第四話
「私、赤子が出来たの」
「へっ?」
まだまだおぼこい芙蓉には、なんのことやら理解できない。
「赤子って・・・。どこに?」
そんな見当ちがいなつぶやきをもらす芙蓉に、三の君はぷっと吹き出す。
「やあね、芙蓉ったら。

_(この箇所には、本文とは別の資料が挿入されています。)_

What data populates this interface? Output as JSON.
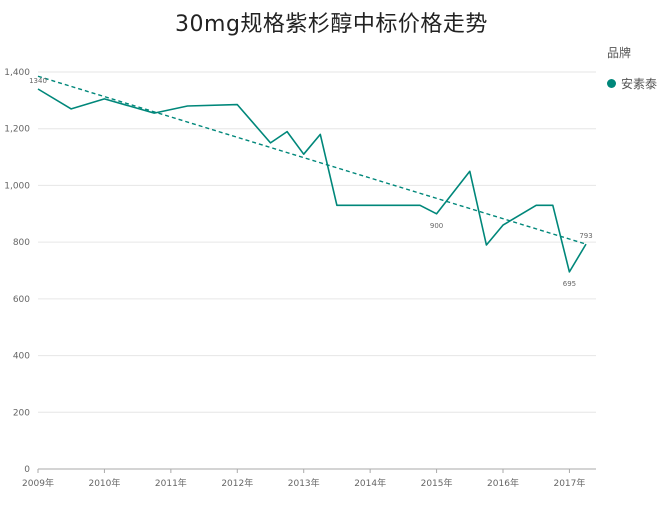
{
  "chart_data": {
    "type": "line",
    "title": "30mg规格紫杉醇中标价格走势",
    "legend_title": "品牌",
    "legend_position": "top-right",
    "series": [
      {
        "name": "安素泰",
        "color": "#00877a",
        "points": [
          {
            "x": 2009.0,
            "y": 1340
          },
          {
            "x": 2009.5,
            "y": 1270
          },
          {
            "x": 2010.0,
            "y": 1305
          },
          {
            "x": 2010.75,
            "y": 1255
          },
          {
            "x": 2011.25,
            "y": 1280
          },
          {
            "x": 2012.0,
            "y": 1285
          },
          {
            "x": 2012.5,
            "y": 1150
          },
          {
            "x": 2012.75,
            "y": 1190
          },
          {
            "x": 2013.0,
            "y": 1110
          },
          {
            "x": 2013.25,
            "y": 1180
          },
          {
            "x": 2013.5,
            "y": 930
          },
          {
            "x": 2014.75,
            "y": 930
          },
          {
            "x": 2015.0,
            "y": 900
          },
          {
            "x": 2015.5,
            "y": 1050
          },
          {
            "x": 2015.75,
            "y": 790
          },
          {
            "x": 2016.0,
            "y": 860
          },
          {
            "x": 2016.5,
            "y": 930
          },
          {
            "x": 2016.75,
            "y": 930
          },
          {
            "x": 2017.0,
            "y": 695
          },
          {
            "x": 2017.25,
            "y": 793
          }
        ]
      }
    ],
    "trendline": {
      "style": "dashed",
      "from": {
        "x": 2009.0,
        "y": 1385
      },
      "to": {
        "x": 2017.25,
        "y": 793
      }
    },
    "data_labels": [
      {
        "x": 2009.0,
        "y": 1340,
        "text": "1340",
        "position": "above"
      },
      {
        "x": 2015.0,
        "y": 900,
        "text": "900",
        "position": "below"
      },
      {
        "x": 2017.0,
        "y": 695,
        "text": "695",
        "position": "below"
      },
      {
        "x": 2017.25,
        "y": 793,
        "text": "793",
        "position": "above"
      }
    ],
    "xlim": [
      2009.0,
      2017.4
    ],
    "ylim": [
      0,
      1400
    ],
    "yticks": [
      0,
      200,
      400,
      600,
      800,
      1000,
      1200,
      1400
    ],
    "ytick_labels": [
      "0",
      "200",
      "400",
      "600",
      "800",
      "1,000",
      "1,200",
      "1,400"
    ],
    "xticks": [
      2009,
      2010,
      2011,
      2012,
      2013,
      2014,
      2015,
      2016,
      2017
    ],
    "xtick_labels": [
      "2009年",
      "2010年",
      "2011年",
      "2012年",
      "2013年",
      "2014年",
      "2015年",
      "2016年",
      "2017年"
    ],
    "grid": "horizontal",
    "xlabel": "",
    "ylabel": ""
  }
}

私のおなかの中にいるに決まっているじゃない」
そう言われても、芙蓉は目をパチクリさせている。
「実はね、私、以前から式部卿宮さまに憧れていたの」
そう言われても、芙蓉は式部卿宮の顔がさっぱり思い出せない。
先日、中将の御方の講義で教わった地位や人間関係の知識が出てくる程度である。
「えっと・・・帝の異母弟の方ですよね?東宮の異母兄の宮さま」
「ほら、去年の菊の宴の折に素晴らしい琵琶の演奏を聴かせてくださった方よ」
そう言われて、ようやく三の君が去年の菊の宴の折にうっとりとした顔で琵琶の音色に聴きほれていた男がいたことを思い出す。
けれども、顔まで浮かんではこない。
「もう、芙蓉ったら!その顔はさっぱり思い出せないっていうことね?」
三の君は、ぷんっとほっぺを大きく膨らませる。
えへっと、笑ってごまかそうとする芙蓉。
まだまだ心の幼い芙蓉は、殿方になんか目を向けてはいなかった。
三の君は、ふうっと大きく溜め息をついた。
「まあ、いいわ。芙蓉ったら、本当に殿方に興味ないのねえ。」
芙蓉は笑顔でごまかし続ける。
「で、ここからが大事な話なんだけど、これからは芙蓉が左大臣家の三の君になって、私が芙蓉になることになったから。
で、芙蓉は式部卿宮の北の方になるの。よろしくね」
こんな大事なことをぽんというあたり、三の君はお姫様育ちである。
芙蓉は、さっきからの展開についていけていない。
「三の君が見つかったなら、私、芙蓉に戻りたいわ。
でも、芙蓉に戻ったら式部卿宮さまの北の方にならなきゃいけないの?」
頭の中は、混乱しまくりである。
だいたい、三の君の話も飛びすぎていて要領を得ない。
式部卿宮に憧れていて、赤子ができて、芙蓉が北の方になる・・・。
パニック寸前の芙蓉。
その時、御簾の外から声がした。